6. Clean & Grease the Caliper Slider Pins
If you believe the calliper slider pins are seized, then as a first step, you should clean them thoroughly with a solvent. Once they are clean, apply grease to the pins and then make sure that they can move freely. The brakes get extremely hot, so make sure you choose a brand that is effective at high temperatures. If you’re still unable to move them, then they may need to be replaced. If you’re unsure, it’s best to consult a mechanic.
7. Sand the Brakes
If your brakes have become glazed, you can restore the surface on the brake pads and discs by sanding them down. Sand them just enough so that surfaces are rough again. You will normally need to pair this with a repair to the calipers, as explained above. Again, if in any doubt, you should consult a mechanic. Brakes are not an area you should work on unless you are confident you will complete the maintenance or repair correctly.

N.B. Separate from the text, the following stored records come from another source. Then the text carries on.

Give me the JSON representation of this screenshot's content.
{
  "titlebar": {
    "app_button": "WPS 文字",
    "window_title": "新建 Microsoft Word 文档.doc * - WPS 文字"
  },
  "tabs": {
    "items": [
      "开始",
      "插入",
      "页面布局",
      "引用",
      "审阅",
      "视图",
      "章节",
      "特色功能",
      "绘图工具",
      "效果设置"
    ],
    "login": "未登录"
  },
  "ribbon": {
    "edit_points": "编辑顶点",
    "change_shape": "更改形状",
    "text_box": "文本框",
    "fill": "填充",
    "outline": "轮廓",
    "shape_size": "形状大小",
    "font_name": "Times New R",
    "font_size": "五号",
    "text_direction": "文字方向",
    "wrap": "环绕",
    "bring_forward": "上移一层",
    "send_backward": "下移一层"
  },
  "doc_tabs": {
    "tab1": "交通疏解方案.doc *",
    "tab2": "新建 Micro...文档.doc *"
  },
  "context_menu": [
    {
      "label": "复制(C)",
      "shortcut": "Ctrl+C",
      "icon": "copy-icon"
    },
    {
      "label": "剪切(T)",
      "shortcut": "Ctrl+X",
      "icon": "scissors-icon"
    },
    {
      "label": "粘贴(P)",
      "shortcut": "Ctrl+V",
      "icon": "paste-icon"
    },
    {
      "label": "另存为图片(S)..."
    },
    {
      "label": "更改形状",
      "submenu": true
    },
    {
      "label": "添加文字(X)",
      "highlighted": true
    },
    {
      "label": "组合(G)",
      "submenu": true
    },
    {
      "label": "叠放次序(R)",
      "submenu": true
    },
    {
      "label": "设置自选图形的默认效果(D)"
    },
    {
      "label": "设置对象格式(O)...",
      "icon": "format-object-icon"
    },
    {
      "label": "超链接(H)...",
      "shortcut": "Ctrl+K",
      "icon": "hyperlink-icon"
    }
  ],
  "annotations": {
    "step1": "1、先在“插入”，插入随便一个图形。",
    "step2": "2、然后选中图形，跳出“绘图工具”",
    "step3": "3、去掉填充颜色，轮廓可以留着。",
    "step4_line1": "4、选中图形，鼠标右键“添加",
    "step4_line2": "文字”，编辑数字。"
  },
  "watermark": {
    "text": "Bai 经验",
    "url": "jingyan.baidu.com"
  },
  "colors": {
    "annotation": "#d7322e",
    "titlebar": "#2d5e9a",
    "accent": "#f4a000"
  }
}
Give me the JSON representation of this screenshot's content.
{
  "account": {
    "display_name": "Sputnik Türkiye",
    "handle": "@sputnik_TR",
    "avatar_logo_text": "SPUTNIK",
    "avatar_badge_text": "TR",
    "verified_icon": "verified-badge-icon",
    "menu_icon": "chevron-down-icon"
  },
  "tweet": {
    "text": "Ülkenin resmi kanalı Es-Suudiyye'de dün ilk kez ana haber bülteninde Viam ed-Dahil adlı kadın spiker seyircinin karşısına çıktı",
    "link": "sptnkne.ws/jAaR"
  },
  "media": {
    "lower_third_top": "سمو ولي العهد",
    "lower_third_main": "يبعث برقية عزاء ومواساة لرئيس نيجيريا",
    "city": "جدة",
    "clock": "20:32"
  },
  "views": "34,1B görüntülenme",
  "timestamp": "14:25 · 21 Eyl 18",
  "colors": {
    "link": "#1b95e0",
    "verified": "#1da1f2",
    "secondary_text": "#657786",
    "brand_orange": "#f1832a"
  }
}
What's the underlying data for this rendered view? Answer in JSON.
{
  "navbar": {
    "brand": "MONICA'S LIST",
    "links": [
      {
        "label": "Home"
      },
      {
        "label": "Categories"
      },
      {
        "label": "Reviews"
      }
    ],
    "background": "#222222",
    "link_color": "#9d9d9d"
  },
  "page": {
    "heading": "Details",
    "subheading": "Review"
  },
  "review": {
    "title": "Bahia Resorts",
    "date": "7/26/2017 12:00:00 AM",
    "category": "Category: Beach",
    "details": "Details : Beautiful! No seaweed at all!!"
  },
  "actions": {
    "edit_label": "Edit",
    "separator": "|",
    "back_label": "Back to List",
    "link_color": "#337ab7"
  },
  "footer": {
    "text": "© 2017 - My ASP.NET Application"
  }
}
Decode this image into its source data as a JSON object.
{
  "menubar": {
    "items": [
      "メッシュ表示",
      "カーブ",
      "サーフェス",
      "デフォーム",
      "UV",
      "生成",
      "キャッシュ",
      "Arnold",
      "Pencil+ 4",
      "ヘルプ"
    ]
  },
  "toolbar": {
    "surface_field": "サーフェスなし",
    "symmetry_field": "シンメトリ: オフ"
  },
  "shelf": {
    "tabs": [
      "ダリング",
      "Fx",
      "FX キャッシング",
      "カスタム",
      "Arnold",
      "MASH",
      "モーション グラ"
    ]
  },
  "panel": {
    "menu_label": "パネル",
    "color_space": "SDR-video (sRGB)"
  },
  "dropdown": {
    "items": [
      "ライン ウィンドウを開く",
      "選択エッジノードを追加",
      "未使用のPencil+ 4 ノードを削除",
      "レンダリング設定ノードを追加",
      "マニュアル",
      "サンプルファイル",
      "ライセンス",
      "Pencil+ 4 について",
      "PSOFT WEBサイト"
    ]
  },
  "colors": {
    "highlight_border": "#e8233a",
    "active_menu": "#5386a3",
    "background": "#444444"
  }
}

There are many reasons your brakes will squeak, and in the majority of cases, there isn’t a significant problem you need to fix. The squeaking noise may stop on its own when the brakes are bedded in or when the weather warms up. In other cases, you may need to replace your brake pads and discs because they’re worn or because they’re low quality.
Brakes are a vital safety feature in your car so never let them get so worn down they’re no longer effective. If you need help making any adjustments, then consult your mechanic or a qualified fitter and have them carry it out for you.